Quant au moyen tiré de la violation de l’article 3 de la Convention européenne des droits de l’homme, s’il est certes vrai que le risque de subir dans son pays d’origine des traitements inhumains ou dégradants au sens dudit article 3 est susceptible de constituer une circonstance de fait rendant l’exécution matérielle d’un éloignement impossible, il n’en demeure pas moins qu’en l’espèce, le demandeur reste en défaut d’établir avec la précision requise qu’en cas de retour dans son pays d’origine, il risque de devenir victime de tels traitements inhumains ou dégradants, la simple affirmation qu’il risque d’être arrêté par les forces de police en cas de retour étant en l’état actuel du dossier insuffisante à cet égard.

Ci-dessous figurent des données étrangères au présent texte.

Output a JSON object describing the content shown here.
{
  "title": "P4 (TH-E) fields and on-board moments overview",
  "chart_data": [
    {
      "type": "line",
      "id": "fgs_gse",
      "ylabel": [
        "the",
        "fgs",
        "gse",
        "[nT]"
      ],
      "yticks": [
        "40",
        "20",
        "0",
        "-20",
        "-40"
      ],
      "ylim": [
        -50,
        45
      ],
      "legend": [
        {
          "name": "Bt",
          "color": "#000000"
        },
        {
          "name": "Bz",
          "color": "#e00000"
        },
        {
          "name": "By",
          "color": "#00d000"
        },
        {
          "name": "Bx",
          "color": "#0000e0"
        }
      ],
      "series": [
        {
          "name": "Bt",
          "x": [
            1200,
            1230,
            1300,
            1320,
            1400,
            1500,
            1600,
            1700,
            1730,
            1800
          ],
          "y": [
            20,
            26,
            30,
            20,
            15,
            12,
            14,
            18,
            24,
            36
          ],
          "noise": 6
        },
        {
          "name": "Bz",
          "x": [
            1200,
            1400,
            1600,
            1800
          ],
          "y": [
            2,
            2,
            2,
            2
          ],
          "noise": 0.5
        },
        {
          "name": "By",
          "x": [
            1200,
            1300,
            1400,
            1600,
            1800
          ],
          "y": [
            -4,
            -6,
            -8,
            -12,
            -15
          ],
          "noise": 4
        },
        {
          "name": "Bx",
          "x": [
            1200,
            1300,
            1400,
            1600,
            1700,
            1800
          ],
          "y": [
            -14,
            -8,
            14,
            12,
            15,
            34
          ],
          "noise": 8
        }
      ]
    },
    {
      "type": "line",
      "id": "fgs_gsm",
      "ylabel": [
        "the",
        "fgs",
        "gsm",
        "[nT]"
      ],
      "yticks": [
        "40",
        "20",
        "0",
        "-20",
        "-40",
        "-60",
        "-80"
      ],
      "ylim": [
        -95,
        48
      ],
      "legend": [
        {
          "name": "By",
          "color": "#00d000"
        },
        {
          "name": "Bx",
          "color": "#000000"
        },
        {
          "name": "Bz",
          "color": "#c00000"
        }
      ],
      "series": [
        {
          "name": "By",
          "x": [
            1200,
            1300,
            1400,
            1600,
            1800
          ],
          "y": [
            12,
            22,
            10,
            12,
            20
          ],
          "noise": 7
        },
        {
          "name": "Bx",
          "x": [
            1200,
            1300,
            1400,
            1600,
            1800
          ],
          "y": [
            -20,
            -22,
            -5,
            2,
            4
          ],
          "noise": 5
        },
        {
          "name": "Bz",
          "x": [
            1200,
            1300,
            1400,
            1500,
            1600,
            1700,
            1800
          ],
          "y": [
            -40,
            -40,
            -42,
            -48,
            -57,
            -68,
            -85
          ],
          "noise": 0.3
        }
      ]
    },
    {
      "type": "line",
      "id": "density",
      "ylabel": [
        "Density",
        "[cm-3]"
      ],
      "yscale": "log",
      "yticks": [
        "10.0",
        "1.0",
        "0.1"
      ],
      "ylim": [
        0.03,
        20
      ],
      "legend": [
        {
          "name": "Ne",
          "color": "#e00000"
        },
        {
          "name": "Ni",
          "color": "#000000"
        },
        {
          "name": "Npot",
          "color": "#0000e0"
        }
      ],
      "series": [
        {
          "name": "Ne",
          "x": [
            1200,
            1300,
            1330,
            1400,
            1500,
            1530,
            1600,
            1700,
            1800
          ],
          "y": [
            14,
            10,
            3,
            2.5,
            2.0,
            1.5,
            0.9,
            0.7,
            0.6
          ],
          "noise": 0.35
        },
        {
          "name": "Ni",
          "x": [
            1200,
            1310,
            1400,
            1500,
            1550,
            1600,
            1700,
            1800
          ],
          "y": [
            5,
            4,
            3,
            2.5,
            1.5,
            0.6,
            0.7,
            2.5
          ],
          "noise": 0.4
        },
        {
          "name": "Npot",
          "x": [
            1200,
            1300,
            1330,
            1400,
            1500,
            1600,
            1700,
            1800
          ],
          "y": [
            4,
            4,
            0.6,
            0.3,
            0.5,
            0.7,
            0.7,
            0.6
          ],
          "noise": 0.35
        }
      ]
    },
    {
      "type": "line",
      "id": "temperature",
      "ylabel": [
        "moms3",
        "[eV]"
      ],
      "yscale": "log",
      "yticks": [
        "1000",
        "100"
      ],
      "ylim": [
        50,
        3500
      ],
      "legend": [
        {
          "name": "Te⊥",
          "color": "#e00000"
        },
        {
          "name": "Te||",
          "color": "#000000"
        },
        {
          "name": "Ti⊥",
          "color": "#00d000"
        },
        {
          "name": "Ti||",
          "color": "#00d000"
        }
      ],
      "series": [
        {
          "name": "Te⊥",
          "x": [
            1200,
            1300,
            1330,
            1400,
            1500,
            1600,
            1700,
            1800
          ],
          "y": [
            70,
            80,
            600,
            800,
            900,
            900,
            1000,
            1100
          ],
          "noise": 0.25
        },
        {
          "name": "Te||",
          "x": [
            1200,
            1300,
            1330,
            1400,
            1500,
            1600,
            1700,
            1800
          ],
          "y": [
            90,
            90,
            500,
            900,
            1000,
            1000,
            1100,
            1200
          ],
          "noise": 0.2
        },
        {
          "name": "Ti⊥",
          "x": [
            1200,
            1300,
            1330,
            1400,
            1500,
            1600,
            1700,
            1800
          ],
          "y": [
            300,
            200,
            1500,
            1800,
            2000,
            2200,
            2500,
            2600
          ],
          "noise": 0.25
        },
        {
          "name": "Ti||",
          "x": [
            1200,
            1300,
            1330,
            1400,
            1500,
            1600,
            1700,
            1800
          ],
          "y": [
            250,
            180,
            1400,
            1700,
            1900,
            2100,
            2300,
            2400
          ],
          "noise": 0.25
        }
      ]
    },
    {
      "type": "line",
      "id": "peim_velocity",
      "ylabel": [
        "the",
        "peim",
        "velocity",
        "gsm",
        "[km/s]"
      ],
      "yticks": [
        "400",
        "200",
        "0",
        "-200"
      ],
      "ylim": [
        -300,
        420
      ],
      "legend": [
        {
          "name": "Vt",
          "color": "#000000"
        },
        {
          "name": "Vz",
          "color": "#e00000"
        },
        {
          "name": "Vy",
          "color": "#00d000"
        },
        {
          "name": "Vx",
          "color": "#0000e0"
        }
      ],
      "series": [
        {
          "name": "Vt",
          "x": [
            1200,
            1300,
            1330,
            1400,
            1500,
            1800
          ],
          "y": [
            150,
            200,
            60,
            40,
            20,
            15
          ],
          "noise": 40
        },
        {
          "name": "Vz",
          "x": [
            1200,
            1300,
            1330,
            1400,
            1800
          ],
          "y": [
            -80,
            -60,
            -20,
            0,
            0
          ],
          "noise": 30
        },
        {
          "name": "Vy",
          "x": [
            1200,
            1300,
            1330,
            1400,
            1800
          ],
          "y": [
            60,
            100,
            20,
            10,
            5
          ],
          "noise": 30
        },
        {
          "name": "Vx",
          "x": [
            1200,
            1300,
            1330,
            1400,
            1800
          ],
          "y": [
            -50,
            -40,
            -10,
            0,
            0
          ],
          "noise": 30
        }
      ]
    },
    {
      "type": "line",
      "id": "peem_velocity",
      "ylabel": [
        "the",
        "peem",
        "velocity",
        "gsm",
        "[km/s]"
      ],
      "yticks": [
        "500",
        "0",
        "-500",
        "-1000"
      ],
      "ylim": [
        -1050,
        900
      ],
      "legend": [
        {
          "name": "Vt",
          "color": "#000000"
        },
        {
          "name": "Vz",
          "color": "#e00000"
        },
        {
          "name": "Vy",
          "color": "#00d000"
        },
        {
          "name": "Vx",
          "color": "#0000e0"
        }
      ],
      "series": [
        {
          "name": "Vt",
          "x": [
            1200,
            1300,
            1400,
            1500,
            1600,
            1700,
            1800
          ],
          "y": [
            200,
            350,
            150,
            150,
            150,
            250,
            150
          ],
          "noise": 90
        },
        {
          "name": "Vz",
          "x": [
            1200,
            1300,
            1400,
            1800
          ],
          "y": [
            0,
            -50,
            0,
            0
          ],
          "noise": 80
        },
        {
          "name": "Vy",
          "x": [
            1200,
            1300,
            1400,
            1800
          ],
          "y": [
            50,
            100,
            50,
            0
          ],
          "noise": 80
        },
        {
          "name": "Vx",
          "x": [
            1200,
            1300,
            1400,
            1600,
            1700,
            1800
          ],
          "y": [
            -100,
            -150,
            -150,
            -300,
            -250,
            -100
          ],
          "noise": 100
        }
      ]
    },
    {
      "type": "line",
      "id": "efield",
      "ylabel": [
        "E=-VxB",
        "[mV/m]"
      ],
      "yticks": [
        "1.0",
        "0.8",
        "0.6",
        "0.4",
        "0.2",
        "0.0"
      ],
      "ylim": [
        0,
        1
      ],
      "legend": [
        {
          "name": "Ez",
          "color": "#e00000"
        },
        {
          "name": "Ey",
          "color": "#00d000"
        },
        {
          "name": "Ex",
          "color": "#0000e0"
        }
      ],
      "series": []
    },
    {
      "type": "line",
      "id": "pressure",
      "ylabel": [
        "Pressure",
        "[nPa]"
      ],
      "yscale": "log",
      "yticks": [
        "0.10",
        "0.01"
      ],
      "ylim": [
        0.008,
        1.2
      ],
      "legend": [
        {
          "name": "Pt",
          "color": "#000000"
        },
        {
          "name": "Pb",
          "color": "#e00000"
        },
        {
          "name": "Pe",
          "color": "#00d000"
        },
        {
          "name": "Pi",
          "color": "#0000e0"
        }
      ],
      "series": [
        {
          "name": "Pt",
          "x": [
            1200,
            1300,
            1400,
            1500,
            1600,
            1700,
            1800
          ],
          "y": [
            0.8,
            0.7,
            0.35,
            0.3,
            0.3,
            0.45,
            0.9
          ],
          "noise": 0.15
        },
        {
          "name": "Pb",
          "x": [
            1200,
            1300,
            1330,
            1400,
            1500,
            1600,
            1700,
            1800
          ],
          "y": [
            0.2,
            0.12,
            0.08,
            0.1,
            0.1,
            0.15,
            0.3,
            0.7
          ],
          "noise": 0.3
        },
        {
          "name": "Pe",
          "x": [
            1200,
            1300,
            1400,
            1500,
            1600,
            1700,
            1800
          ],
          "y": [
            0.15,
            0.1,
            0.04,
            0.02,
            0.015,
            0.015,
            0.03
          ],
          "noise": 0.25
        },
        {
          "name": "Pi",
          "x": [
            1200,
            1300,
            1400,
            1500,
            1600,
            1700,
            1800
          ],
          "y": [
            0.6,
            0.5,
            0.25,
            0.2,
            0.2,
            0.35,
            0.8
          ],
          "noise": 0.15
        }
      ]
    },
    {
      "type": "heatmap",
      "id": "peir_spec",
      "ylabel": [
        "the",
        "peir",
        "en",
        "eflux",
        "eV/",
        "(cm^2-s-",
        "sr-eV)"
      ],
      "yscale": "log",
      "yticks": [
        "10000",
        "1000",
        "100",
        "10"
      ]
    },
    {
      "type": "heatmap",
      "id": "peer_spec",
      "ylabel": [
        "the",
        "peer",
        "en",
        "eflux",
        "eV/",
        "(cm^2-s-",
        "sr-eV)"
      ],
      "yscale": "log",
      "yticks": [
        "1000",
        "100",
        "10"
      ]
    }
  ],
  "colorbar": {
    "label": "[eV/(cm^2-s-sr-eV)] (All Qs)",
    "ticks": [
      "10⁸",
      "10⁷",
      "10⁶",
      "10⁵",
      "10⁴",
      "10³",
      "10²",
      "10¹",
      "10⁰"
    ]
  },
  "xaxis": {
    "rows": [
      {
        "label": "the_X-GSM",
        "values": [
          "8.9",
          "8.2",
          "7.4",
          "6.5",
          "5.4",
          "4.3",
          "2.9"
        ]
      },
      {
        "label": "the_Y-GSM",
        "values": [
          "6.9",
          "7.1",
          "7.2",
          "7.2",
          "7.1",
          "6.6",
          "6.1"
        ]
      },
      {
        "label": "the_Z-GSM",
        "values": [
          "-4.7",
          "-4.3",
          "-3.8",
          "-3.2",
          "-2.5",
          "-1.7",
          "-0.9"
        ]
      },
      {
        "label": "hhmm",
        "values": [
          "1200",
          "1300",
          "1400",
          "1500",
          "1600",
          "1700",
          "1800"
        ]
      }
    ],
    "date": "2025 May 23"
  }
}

Il s’ensuit que la légalité de la décision ministérielle litigieuse n’est pas utilement énervée par les moyens présentés par le demandeur, de sorte que son recours doit être rejeté pour ne pas être fondé.
Par ces motifs, le tribunal administratif, deuxième chambre, statuant à l’égard de toutes les parties ;
reçoit le recours en annulation en la forme ;
au fond, le dit non justifié, partant en déboute ;
condamne le demandeur aux frais.
Ainsi jugé par :
M. Schroeder, premier juge, M. Spielmann, juge, Mme Gillardin, juge, et lu à l’audience publique du 30 novembre 2006 par le premier juge, en présence de M. Rassel, greffier.